O que fazer com tantos brancos racistas descontrolados em nossas universidades? (por André Klaudat e Flavio Williges)

Pichação racista dentro da UFSM (Foto: Reprodução)
Pichação racista dentro da UFSM (Foto: Reprodução)

André Klaudat e Flavio Williges (*)

Considerando a comunidade de duas das mais importantes universidades gaúchas, a UFRGS e a UFSM, há um histórico de ataques racistas contra alunos negros que vem se repetindo sistematicamente desde a implantação da política de cotas raciais. Em 2007, o muro de um bar na Avenida João Pessoa, em frente à Faculdade de Direito da UFRGS, em Porto Alegre (RS), foi pichado com a frase “Negro só se for na Cozinha do R.U., cotas não!”. No mesmo local, foi pintada uma cruz suástica, símbolo do nazismo. Já na Rua Sarmento Leite, ali perto, uma calçada foi pintada com a frase “Voltem para a Senzala” [1]. Em 2021, novamente na UFRGS, um aluno da pós-graduação em Filosofia enviou mensagens de teor racista à namorada de outro aluno da universidade, que é negro, dizendo que ela “merecia coisa melhor”, ao mesmo tempo que fez afirmações como a de que os negros possuem características genéticas diferentes e exalam “cheiro típico” [2] . Na UFSM, em 2017, frases racistas foram escritas nas paredes dos diretórios acadêmicos dos cursos de Direito e de Ciências Sociais. No mesmo ano, frases preconceituosas foram encontradas em um vaso sanitário do colégio politécnico da universidade [3].  Em 2019, as frases “pretos, imundos, macacos, babuínos” e “pretos na senzala” foram escritas no banheiro da Biblioteca Central do campus [4]. Nesse ano de 2022, passados pouco mais de dois meses da retomada presencial das aulas, uma jovem aluna do Curso de Artes Cênicas da UFSM publicou em sua conta no Instagram um conjunto de declarações racistas. As postagens foram copiadas e passaram a circular amplamente em outras redes sociais [5]. Numa das postagens ela fala das abluções diárias que adota para purificar-se da “energia podre” de seus colegas negros (que ela chama de “escuros”): 

“todos os dias depois das aulas da faculdade eu tomo um banho de sal grosso e passo hidratante corporal para tentar não absorver a energia podre dessa galera que infelizmente são meus colegas. Eu tenho pavor de conviver com pessoas “escuras”, eles devem ter complexo de inferioridade muito forte em relação às pessoas brancas e geralmente essa negadinha ainda são corajosos e totalmente sem noção e vem xingar a gente. […]”

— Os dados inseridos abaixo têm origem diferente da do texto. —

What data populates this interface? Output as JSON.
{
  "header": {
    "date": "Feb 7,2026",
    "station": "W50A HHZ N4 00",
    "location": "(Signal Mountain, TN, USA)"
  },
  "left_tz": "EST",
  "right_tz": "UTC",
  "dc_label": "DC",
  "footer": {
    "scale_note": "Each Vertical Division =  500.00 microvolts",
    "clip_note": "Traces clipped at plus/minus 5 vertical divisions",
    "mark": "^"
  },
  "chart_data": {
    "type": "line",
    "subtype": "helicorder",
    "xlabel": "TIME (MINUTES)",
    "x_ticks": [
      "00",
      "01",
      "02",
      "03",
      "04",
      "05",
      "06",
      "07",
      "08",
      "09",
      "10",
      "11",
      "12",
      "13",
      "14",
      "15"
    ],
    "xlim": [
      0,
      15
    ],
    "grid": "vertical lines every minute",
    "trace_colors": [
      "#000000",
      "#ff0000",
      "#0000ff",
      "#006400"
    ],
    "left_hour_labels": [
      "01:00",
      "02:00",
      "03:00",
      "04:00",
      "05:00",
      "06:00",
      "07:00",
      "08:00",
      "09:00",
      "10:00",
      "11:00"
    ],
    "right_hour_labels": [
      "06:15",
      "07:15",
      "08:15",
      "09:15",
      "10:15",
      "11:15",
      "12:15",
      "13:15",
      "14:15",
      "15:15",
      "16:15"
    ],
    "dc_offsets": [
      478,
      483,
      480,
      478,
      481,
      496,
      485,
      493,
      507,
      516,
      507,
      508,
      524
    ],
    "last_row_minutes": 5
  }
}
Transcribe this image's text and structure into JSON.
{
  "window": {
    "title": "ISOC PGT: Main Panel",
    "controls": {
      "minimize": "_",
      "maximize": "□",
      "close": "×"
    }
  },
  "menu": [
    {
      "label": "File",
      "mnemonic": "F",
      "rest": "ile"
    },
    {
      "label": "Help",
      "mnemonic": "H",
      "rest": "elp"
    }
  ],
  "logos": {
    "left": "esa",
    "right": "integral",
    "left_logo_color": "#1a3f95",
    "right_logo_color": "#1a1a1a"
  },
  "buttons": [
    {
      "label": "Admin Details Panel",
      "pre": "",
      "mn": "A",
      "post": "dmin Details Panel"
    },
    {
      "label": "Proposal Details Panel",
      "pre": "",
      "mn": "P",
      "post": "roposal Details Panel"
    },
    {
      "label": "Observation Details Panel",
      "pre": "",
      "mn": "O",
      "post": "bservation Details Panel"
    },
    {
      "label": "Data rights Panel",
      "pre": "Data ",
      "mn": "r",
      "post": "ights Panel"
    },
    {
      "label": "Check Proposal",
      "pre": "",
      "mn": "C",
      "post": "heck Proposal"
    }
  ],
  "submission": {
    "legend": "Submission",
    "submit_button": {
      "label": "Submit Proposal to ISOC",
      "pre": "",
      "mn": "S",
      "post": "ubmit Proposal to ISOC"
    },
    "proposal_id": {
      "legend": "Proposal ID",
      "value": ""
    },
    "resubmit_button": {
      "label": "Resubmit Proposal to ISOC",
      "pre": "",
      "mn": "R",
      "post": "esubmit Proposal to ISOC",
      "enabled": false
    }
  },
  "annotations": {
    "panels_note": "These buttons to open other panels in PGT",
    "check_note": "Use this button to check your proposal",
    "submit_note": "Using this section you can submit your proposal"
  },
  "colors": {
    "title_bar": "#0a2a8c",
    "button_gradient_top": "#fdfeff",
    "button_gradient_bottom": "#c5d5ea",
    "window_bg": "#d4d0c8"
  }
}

O componente de degradação, nojo e aversão é reafirmado noutro registro que compara um colega negro com excrementos.   

“tenho um colega […]que se acha a última bolachinha do pacote, para mim ele e um pedaço de bosta é a mesma coisa. É um moreno praticamente igual todos os outros que convivem com ele (…)”

Há ainda uma terceira afirmação que revela sentimentos de antipatia e desprezo por pessoas negras.  

“fiz uma coisa…o meu colega da faculdade que é preto fez uma apresentação cantando a música “quando bate aquela saudade” […] Ouvi a música antes da apresentação e fui de tênis branco na apresentação dele, até porque eu não gosto de gente preta mesmo”.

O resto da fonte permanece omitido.